Author : United States. Naval History Division
Publisher :
Page : 1520 pages
File Size : 27,75 MB
Release : 1966
Category : Government publications
ISBN :
In the tradition of the preceding volumes - the first of which was published in 1964 - this work synthesizes edited documents, including correspondence, ship logs, muster rolls, orders, and newspaper accounts, that provide a comprehensive understanding of the war at sea in the spring of 1778. The editors organize this wide array of texts chronologically by theater and incorporate French, Italian, and Spanish transcriptions with English translations throughout.
Author : Kendall A. Johnson
Publisher : JHU Press
Page : 384 pages
File Size : 39,24 MB
Release : 2017-04-25
Category : History
ISBN : 1421422522
Looking at the Far East and American ambition in China through the lens of literature. In the imaginations of early Americans, the Middle Kingdom was the wealthiest empire in the world. Its geographical distance did not deter commercial aspirations—rather, it inspired them.
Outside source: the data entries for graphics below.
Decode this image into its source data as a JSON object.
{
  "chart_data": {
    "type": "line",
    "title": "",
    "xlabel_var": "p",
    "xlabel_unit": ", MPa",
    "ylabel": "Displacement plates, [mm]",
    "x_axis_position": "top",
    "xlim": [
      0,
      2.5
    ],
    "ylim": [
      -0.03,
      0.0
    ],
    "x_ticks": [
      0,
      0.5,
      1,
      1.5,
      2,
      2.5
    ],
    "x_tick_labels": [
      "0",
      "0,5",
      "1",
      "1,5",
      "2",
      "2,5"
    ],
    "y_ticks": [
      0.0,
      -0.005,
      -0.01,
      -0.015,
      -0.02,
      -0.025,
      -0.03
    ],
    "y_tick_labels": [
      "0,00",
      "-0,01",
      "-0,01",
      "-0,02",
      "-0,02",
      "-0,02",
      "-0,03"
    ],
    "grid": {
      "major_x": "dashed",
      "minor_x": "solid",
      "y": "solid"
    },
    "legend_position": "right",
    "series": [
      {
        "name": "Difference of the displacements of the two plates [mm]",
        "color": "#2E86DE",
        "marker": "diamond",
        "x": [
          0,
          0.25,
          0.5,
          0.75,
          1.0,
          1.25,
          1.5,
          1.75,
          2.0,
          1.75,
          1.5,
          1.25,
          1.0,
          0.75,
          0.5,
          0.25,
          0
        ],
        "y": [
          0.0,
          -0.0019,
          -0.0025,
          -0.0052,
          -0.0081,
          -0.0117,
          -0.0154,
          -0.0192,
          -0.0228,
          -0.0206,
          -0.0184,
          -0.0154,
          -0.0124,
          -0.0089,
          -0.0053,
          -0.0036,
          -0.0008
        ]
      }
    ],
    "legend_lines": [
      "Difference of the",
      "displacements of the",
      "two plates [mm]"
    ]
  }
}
Starting in the late eighteenth century, merchants from New York, Philadelphia, Boston, Salem, Newport, and elsewhere cast speculative lines to China. The resulting fortunes shaped the cultural foundation of the early republic and funded westward frontier expansion. In The New Middle Kingdom, Kendall A. Johnson argues that—for the merchant princes who speculated in the global Far East, as well as the missionaries and diplomats who followed them—Manifest Destiny spurred more than the coalescence of the fractious regions into the continental Far West. It also promised a golden gateway to the Pacific Ocean through which the nation would realize its historical destiny as the world’s new Middle Kingdom of commerce. Examining the influential accounts of westerners at the center of early US cultural development abroad, Johnson conceives a romance of free trade with China as a quest narrative of national accomplishment in a global marketplace. Drawing from a richly descriptive cross-cultural archive, the book presents key moments in early relations among the twenty-first century’s superpowers through memoirs, biographies, epistolary journals, magazines, book reviews, fiction and poetry by Melville, Twain, Whitman, and others, travel narratives, and treaties, as well as maps and engraved illustrations. Paying close attention to figurative language, generic forms, and the social dynamics of print cultural production and circulation, Johnson shows how authors, editors, and printers appealed to multiple overlapping audiences in China, in the United States, and throughout the world. Spanning a full century, from the post–Revolutionary War era to the Gilded Age, The New Middle Kingdom is a vivid look at the Far East through Western eyes, one that highlights the importance of China in antebellum US culture.